Aug10
Essential Tips for Rebuilding your Credit after a Bankruptcy
Make no doubt about it, bankruptcy will destroy your chances of getting any type of credit for quite a few years. However, after your bankruptcy is discharged it is time to begin rebuilding and reestablishing your credit.
There are certain things you should do and certain things you shouldn’t do, however, when it comes to making the right moves regarding your credit:
- As soon as your bankruptcy is discharged, apply for at least two credit cards. It is important to understand that you will likely qualify for traditional, unsecured credit, so you may have to first start with a couple secured credit cards. Secured credit cards, while they act the same regarding the rebuilding of your credit, are different because they require a cash deposit equal to your credit limit. Just like a typical credit card, you will be expected to pay the bill each month; if you fail to do this, the credit card company can then use your cash deposit to pay the bill and close your account. Your payment history with your secured credit cards will be vital when it comes to reestablishing your credit, so take these seriously.

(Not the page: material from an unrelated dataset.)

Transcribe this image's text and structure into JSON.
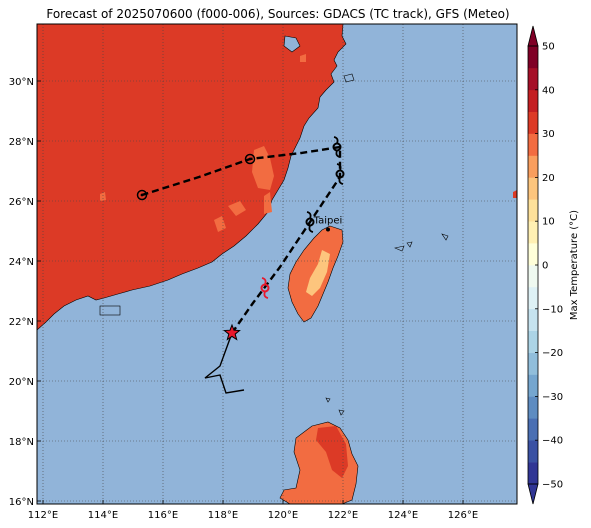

- After about 12 to 18 months of making regular payments on your secured credit cards you can then attempt to apply for an unsecured credit card. At this time, you will have likely established a good credit history using your secured credit cards. Avoid opening too many new credit card accounts at once, though, as this could lower your credit score.
- Avoid closing any credit card accounts, regardless of whether you spend on them or not, as a good portion of your credit score is made up of your available credit. The more credit accounts you have open, the higher your available credit.
- Make purchases on your credit cards each month, but also make a point to pay them off in full when the bill comes. Adopting this responsible habit will allow you to enjoy the benefits of good credit without becoming overwhelmed with credit card debt.